Es gibt Momente, da ist ein Raketenwerfer einfach die richtige Antwort. Und wenn dich dieser Gedanke durchs Aliens-Universum begleitet, dann bist du im Herzen ein Marauder. Cold Iron Studios hat einen neuen Gameplay-Trailer zur schweren Klasse von Aliens: Fireteam Elite 2 veröffentlicht, und der macht eines deutlich: Wer im Sequel den Nahkampf der Xenomorphs überleben will, sollte sich diesen Build genauer ansehen. Denn der Marauder ist nicht einfach nur der Tank des Fireteams – er ist derjenige, der den Raum leer räumt, bevor die Aliens überhaupt nah genug kommen können.
Ein Marauder für alle Fälle
Der Marauder ist die Heavy-Assault-Klasse von Aliens: Fireteam Elite 2, und Cold Iron bezeichnet ihn als „Kraftvervielfacher“ des Teams. Zwei Schulterwaffensysteme geben ihm die Flexibilität, auf verschiedene Kampfsituationen zu reagieren: Die kompakte Blast Cannon räumt Gegner aus nächster Nähe weg, während die Titan Rockets mit explosiven Salven auf Distanz gehen. Dazu kommen drei Varianten pro Waffe – von der Thermalkanone über Phosphor-Raketen bis hin zu verlegbaren Raketenminen.
Was den Marauder aber wirklich von den anderen Klassen unterscheidet, sind seine passiven Perks. Rampage belohnt aggressives Spiel: Jeder getötete Feind zählt einen Stack, und bei 25 Stacks gibt es acht Sekunden lang erhöhte Feuerrate, schnellere Nachladezeiten und mehr Bewegungsgeschwindigkeit – allerdings auf Kosten der Waffenstabilität. Reactive Charges wiederum ist die Notbremse für den Fall, dass doch ein Xenomorph durchkommt: Bei jedem Nahkampftreffer löst sich automatisch eine Druckwelle, die Gegner wegschleudert. Alle 30 Sekunden einsatzbereit.

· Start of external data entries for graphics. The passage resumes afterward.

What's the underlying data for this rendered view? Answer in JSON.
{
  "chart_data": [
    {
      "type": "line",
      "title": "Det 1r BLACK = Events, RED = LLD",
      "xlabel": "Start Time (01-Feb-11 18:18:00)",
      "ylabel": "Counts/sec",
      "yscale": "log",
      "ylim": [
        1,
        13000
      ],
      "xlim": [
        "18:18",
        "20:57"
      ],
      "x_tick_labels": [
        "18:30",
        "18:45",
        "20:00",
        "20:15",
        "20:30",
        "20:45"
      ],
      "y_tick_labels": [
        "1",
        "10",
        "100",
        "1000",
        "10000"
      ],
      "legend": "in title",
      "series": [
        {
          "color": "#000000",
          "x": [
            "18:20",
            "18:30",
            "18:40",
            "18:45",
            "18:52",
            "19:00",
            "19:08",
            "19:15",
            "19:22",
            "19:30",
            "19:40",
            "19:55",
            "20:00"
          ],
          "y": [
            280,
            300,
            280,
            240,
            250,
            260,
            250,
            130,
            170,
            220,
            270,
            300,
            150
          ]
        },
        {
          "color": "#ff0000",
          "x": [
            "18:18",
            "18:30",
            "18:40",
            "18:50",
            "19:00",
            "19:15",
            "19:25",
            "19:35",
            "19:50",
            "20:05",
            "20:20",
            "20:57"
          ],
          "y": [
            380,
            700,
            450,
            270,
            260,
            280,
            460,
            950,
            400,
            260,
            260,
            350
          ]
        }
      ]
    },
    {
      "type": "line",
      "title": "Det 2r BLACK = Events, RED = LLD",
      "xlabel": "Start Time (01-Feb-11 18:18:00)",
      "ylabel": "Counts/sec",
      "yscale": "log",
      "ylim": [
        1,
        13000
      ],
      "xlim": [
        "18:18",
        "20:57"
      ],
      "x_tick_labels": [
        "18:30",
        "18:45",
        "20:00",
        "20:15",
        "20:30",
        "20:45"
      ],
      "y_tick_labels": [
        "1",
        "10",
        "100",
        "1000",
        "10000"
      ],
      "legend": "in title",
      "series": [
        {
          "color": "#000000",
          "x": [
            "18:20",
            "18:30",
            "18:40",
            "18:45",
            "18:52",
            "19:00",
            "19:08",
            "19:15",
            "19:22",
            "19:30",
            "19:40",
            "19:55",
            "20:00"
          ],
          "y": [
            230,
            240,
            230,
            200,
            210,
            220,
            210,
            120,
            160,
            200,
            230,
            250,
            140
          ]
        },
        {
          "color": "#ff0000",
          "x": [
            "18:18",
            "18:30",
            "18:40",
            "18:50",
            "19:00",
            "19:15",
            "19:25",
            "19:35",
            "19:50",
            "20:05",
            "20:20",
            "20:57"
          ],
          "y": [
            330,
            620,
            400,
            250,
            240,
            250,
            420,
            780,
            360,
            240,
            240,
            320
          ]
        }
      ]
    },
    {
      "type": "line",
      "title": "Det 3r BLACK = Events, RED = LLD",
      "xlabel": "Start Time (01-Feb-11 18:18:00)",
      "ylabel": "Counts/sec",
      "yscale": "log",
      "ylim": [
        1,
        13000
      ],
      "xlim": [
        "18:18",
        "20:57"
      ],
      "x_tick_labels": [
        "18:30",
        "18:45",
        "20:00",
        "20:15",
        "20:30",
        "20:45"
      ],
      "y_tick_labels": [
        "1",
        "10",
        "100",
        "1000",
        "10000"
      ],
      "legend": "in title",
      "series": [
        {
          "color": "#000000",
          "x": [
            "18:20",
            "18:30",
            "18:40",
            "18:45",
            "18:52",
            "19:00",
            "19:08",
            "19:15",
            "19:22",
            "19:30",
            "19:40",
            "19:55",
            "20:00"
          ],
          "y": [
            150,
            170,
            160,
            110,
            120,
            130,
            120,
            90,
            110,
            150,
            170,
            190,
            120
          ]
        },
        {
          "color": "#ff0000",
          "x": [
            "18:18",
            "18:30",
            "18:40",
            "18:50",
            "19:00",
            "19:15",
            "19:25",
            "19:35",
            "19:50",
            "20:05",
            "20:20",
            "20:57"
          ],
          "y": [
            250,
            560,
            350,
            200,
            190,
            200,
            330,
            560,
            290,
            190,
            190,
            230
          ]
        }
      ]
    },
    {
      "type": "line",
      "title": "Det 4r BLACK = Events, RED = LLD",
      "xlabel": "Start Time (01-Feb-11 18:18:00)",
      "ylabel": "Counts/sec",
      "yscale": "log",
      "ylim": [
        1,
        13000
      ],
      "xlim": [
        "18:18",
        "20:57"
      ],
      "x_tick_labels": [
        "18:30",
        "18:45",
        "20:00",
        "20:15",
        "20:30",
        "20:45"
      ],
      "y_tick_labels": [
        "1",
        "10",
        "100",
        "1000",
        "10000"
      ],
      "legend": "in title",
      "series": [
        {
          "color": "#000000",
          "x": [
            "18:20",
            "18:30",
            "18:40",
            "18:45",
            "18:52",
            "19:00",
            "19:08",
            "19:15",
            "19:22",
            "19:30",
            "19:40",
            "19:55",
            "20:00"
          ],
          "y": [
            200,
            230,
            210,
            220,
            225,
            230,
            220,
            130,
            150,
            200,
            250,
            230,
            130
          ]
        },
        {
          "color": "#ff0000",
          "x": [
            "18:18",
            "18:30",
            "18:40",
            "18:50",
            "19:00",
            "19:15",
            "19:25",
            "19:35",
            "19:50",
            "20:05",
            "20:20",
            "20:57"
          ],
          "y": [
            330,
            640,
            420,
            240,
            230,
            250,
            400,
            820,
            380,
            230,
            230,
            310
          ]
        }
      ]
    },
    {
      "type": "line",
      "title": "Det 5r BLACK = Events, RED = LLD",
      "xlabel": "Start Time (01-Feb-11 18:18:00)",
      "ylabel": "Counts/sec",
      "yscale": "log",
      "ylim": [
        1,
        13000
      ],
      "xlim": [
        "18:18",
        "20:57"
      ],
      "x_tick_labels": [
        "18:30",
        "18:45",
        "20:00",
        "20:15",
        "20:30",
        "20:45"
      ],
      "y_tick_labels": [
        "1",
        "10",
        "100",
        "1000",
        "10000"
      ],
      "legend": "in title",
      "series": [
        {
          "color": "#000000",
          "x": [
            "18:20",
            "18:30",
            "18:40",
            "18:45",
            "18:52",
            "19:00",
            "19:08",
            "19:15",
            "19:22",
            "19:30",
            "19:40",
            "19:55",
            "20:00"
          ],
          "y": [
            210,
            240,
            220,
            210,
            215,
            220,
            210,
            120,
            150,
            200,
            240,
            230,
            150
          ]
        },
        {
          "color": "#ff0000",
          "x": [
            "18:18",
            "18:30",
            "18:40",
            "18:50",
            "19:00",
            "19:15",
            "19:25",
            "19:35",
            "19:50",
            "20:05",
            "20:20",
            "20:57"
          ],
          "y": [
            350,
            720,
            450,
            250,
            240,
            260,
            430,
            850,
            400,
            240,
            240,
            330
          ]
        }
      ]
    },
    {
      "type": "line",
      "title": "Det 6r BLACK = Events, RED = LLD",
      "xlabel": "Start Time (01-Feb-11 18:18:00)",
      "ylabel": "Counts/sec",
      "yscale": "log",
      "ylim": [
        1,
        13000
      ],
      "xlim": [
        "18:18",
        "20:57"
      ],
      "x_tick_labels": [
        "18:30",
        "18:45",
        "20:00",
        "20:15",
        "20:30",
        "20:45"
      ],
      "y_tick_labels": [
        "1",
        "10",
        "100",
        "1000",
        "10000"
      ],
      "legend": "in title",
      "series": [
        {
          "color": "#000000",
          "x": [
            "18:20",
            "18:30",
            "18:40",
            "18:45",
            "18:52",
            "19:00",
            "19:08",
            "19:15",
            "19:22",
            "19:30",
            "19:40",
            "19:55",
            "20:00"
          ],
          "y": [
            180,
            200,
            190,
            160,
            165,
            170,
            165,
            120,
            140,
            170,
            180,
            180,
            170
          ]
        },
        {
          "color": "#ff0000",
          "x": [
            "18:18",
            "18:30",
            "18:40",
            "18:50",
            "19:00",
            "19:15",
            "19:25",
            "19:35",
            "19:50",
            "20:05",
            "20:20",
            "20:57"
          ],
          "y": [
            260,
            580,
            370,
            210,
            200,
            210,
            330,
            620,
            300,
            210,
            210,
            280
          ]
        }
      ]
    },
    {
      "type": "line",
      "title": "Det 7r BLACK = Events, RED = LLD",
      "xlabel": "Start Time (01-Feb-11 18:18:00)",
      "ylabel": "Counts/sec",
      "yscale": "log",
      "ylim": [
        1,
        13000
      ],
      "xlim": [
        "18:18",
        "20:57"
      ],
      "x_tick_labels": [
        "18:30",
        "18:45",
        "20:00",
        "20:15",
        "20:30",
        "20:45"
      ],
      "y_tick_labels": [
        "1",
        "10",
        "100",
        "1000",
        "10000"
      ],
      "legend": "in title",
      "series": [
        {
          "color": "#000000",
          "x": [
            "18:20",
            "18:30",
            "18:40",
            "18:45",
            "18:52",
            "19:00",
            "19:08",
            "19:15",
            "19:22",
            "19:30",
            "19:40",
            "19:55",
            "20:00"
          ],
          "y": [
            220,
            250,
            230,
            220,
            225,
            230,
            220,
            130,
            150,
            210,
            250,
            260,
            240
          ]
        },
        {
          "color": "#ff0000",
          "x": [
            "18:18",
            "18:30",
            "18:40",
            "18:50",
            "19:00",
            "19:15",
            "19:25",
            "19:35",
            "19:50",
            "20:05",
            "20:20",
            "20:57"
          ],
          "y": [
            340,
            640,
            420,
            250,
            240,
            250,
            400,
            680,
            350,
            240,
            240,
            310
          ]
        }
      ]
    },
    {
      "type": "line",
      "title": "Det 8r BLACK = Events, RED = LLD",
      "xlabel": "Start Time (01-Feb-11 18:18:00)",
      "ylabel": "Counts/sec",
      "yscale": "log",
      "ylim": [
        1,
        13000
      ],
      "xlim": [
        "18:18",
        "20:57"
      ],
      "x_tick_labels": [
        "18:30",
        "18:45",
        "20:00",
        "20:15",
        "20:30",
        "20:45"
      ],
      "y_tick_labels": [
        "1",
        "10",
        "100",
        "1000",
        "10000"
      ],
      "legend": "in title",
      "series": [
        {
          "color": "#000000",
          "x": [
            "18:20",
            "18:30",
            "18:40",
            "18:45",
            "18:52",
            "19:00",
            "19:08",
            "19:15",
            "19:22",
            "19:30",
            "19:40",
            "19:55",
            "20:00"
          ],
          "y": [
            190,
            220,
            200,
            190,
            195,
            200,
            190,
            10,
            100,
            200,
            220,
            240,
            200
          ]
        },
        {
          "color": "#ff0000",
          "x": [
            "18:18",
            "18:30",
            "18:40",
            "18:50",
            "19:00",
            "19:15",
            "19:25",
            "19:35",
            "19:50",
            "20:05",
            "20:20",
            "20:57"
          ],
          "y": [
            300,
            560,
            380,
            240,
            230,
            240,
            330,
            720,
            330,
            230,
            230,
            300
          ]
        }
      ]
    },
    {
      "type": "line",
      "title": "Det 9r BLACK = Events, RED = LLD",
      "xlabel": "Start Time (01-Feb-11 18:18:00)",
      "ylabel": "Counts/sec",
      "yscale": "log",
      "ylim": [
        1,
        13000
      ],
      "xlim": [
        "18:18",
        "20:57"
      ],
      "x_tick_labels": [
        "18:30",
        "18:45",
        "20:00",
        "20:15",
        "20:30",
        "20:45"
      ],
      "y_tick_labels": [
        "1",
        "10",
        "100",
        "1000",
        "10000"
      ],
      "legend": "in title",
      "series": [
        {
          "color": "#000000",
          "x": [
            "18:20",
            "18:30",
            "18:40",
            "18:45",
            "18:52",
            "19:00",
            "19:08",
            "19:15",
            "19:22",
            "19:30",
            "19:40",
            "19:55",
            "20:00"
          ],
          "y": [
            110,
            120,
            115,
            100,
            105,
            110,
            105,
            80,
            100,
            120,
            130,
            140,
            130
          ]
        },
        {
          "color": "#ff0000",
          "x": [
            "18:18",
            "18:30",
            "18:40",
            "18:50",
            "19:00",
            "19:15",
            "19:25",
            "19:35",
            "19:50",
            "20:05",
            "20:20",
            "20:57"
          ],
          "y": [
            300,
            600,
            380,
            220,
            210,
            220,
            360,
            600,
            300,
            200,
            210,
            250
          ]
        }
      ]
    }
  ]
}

Die Klasse ist also kein reiner Bullet Sponge, sondern ein aggressiver Frontliner, der dafür belohnt wird, dass er nach vorne geht – und bestraft wird, wenn er stehen bleibt.
Zurück aus Teil 1
Fans des ersten Aliens: Fireteam Elite werden sich freuen: Zwei Waffen aus dem Vorgänger kehren zurück. Der M12A1 Raketenwerfer ist wieder mit dabei, genau wie der OCAP-91 Volcan – ein schwerer Flammenwerfer, der sich im ersten Teil als das ultimative Werkzeug gegen heranstürmende Xenomorph-Horden bewährt hat. Dazu gesellt sich ein Sturmgewehr als Standard-Primärwaffe.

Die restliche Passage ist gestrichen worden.